Humorista e palindromista

CASINHA DE BOTÃO

Na minha memória

Dois olhinhos, duas amêndoas

Com as mãos, ela sorria

Encaixava as peças

Rebobinava o tempo

Apagando as nódoas

Costurando meu dia

Com o fechar lento

Das lacunas da camisa.

CASINHA DE BOTÃO é a segunda edição do que agora é uma série anual de micro desenhos. Nesta edição sigo investigando a infância como fio condutor das imagens que, ao serem traçadas linha a linha sobre o papel, revelam lembranças de quem fui no passado.

Ter uma área pequena para trabalhar transformou meu processo criativo. Muitas vezes, a cena que visualizei é rejeitada pelo papel e precisa ser descartada. Existe, portanto, uma constante busca pela imagem que se encaixa: aquela que não sofre com o material que a abriga.
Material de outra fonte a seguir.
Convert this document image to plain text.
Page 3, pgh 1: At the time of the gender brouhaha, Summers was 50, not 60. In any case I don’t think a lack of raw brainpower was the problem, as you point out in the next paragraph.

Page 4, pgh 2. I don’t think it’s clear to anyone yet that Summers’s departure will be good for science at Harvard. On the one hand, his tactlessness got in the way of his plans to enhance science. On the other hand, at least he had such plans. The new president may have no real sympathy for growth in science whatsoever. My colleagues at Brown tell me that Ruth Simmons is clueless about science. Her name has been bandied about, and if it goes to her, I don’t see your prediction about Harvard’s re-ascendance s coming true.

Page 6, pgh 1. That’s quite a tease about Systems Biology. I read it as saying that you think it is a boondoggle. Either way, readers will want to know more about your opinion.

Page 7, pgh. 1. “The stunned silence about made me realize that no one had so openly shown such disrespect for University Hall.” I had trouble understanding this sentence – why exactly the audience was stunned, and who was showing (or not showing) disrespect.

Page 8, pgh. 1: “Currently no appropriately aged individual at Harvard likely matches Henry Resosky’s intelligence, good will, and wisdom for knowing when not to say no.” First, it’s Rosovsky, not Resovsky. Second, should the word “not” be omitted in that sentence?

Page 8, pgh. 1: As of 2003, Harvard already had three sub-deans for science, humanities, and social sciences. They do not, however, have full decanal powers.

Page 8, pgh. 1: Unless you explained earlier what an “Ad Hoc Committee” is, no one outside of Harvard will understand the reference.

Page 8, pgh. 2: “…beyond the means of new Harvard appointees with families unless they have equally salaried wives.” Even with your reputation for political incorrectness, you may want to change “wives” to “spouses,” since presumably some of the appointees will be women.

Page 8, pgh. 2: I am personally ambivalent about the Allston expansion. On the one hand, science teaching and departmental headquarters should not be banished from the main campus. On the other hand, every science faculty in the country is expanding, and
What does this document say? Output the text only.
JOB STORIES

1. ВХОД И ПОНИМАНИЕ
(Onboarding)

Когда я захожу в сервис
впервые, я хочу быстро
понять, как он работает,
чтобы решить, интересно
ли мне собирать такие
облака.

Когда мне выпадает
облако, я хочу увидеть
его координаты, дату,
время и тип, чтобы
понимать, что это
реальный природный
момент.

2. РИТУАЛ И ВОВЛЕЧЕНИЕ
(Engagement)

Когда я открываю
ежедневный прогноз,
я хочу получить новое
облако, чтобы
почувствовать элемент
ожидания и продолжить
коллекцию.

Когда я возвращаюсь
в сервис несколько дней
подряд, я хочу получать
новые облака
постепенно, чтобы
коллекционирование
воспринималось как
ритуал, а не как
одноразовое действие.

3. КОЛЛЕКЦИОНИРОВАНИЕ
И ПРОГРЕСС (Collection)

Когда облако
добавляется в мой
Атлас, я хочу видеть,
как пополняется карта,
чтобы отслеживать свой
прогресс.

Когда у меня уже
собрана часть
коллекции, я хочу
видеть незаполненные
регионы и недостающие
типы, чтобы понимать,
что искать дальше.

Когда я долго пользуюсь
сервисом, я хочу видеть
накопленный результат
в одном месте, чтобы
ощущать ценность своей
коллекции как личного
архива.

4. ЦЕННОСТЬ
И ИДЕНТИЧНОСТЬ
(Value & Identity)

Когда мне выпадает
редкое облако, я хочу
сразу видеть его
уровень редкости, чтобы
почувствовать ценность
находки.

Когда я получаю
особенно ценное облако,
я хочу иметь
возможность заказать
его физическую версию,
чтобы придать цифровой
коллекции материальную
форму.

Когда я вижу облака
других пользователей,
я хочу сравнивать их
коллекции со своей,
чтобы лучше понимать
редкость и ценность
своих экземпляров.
Da mesma forma, aos poucos pude reconhecer na criança que fui este mesmo anseio pelo pertencimento. A cada desenho que descarto, um desejo de acolhê-la. E a cada encaixe que encontro, um desejo de celebrá-la.

Kaori Nagata

INTERVIEW PROJECT

Este projeto consiste em entrevistas cujo objetivo foi investigar a relação que imigrantes de diferentes continentes têm com sua alimentação. Das gravações das entrevistas nasceram pinturas, desenhos, e também a palavra falada, na voz dos entrevistados. Foi construída uma instalação contendo áudio das entrevistas, pinturas, esboços e anotações.

A busca por diálogo com os imigrantes no Interview Project conecta-se à minha própria história: como filha de imigrantes, parte da minha jornada artística reside na ideia de que indivíduos que se deslocam para terras longínquas são valiosos recipientes de suas culturas de origem.